Al presente Rapporto Mediacom043 sono allegate quattro tabelle.

 

Il Rapporto in pillole

Il crollo del numero dei ‘giovani’ tra 25 e 40 anni in Italia e nelle sue regioni dal 2002 al 2019. Un ‘buco generazionale’ che pone una seria ipoteca su crescita e benessere socio-economico. Situazione allarmante, perché la fascia d’età 25-40 anni è scesa sotto il 20% rispetto alla popolazione totale e la soglia del 20% è quella ritenuta ‘critica’, nel senso che sotto tale soglia l’ipoteca sul futuro socio-economico di un Paese si fa particolarmente pesante.

Negli ultimi 10 anni, dal 2009 al 2019, il ‘buco generazionale’ nella fascia di età 25-40 anni, ritenuta dagli studiosi cruciale per la crescita e lo sviluppo socio-economico, in Italia è diventata una voragine. La situazione è allarmante, ponendo una seria ipoteca sul futuro economico e sociale del Paese. Nell’ultimo decennio, infatti, questa fascia d’età è passata in Italia (vedere Tabella 1) da 13.721.982 persone a 11.102.995 (-2.618.987), con calo del 19,1%. In altre parole, è sparito un quinto dei giovani tra 25 e 40 anni. E il peso di questa fascia di età cruciale sul totale della popolazione è sceso, nell’ultimo decennio (Tabella 3), dal 22,9% al 18,4%.

Numeri ancora più pesanti se si guarda all’ultimo ventennio o quasi, dal 2002 (primo anno per cui sono reperibili i dati Istat su questa fascia di età) al 2019. Il crollo della fascia 25-40 anni è stato infatti del 22,2%, con la perdita di 3.177.016 persone e con la quota della fascia 25-40 sull’intera popolazione sceso dal 25,1% al 18,4%.

Si tenga presente che, nella letteratura demografica ed economica, quando la quota dei giovani 25-40 anni scende sotto il 20% l’impatto sul futuro sociale ed economico di un Paese si fa molto forte. Il 20% è insomma una soglia considerata ‘critica’.

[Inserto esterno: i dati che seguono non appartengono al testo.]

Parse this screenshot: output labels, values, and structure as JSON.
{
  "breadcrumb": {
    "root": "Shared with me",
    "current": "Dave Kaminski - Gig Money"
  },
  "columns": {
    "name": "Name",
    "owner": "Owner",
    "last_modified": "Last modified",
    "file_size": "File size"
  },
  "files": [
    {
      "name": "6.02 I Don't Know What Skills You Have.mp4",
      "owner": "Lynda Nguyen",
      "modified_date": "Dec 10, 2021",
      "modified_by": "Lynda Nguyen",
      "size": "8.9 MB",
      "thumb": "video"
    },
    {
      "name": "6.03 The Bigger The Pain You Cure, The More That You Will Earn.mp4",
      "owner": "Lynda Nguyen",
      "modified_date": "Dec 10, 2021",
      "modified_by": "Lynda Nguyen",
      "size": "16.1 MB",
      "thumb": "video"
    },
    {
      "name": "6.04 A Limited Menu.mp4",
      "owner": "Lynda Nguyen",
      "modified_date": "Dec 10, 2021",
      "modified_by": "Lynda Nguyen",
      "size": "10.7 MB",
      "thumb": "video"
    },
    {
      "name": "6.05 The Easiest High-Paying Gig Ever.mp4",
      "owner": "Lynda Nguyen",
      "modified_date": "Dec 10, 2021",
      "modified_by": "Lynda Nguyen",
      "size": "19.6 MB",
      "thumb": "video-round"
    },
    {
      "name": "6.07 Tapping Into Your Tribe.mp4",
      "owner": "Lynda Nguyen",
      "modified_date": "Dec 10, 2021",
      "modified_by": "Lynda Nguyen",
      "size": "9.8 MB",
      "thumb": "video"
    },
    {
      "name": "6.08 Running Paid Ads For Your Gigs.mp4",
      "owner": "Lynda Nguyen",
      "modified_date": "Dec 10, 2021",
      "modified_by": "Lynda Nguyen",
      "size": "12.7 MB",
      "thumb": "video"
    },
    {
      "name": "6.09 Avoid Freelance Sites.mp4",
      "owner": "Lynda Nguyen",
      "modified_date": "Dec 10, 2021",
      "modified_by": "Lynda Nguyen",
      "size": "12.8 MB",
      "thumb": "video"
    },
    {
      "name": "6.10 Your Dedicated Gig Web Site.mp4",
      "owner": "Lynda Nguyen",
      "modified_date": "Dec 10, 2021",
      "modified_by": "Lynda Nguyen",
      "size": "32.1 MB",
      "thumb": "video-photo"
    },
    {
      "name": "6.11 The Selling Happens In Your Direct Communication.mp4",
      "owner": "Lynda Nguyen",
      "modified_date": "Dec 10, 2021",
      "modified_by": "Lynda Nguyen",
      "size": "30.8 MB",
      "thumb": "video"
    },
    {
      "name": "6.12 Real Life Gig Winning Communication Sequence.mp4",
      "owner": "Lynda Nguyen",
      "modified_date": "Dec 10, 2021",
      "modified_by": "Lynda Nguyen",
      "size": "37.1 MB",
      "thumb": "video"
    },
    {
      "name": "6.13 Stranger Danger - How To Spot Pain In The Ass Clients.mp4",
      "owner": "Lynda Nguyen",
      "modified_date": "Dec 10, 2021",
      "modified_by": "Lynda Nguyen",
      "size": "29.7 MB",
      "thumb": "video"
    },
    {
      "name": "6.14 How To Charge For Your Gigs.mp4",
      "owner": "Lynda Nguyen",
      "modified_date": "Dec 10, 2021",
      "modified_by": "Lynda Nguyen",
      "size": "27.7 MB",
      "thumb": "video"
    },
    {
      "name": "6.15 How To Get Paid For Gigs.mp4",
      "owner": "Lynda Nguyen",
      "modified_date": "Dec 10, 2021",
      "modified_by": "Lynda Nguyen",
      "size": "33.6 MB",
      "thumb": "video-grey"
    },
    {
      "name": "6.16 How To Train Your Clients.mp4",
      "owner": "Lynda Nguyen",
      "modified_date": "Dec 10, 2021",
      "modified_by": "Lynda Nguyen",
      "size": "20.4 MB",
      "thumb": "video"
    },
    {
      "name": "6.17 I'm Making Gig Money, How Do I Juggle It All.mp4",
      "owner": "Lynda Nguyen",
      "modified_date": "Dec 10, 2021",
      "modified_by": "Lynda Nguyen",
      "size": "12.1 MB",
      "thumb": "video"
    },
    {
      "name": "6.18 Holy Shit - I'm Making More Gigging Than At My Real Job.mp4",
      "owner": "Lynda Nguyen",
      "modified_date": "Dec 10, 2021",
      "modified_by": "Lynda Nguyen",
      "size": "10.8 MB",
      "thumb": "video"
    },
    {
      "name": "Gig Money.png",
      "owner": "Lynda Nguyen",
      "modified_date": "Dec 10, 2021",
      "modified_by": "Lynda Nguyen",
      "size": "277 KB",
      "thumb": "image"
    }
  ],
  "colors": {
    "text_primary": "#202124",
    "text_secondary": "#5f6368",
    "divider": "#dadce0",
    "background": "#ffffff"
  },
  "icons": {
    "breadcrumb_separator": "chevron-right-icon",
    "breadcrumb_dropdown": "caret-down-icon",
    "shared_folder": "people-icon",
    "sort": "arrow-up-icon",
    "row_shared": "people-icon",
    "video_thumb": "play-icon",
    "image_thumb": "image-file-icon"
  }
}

Vari i motivi di questa situazione preoccupante, a cominciare dagli effetti del calo delle nascite (le coorti in entrata nella fascia 25-40 sono sempre meno rispetto a coloro che escono da questa fascia) al tasso di emigrazione all’estero e/o, nel caso delle regioni, anche dal tasso di emigrazione verso altre regioni, che colpisce particolarmente questa fascia d’età (vedere precedente rapporto Mediacom043 sulla fuga dei giovani). Basti pensare, in tema di emigrazione all’estero, che negli ultimi in 10 anni l’Italia ha perso, in termini di giovani 18-39 anni emigrati all’estero, una popolazione pari a circa quella di Venezia.

La Fondazione Moressa calcola che questa fuga dei giovani, nel decennio, sia costata all’Italia circa 16 miliardi di euro, pari all’1% del Pil (prodotto interno lordo) italiano: è infatti questo il valore aggiunto che i giovani emigrati potrebbero realizzare se fossero occupati in Italia. E questo vale per il saldo (ossia i giovani 18-39 anni emigrati meno quello rientrati), mentre se si prendono solo gli emigrati senza considerare i rientri il costo pagato dall’Italia è di circa 23,55 miliardi di euro, ossia l’1,47% del Pil.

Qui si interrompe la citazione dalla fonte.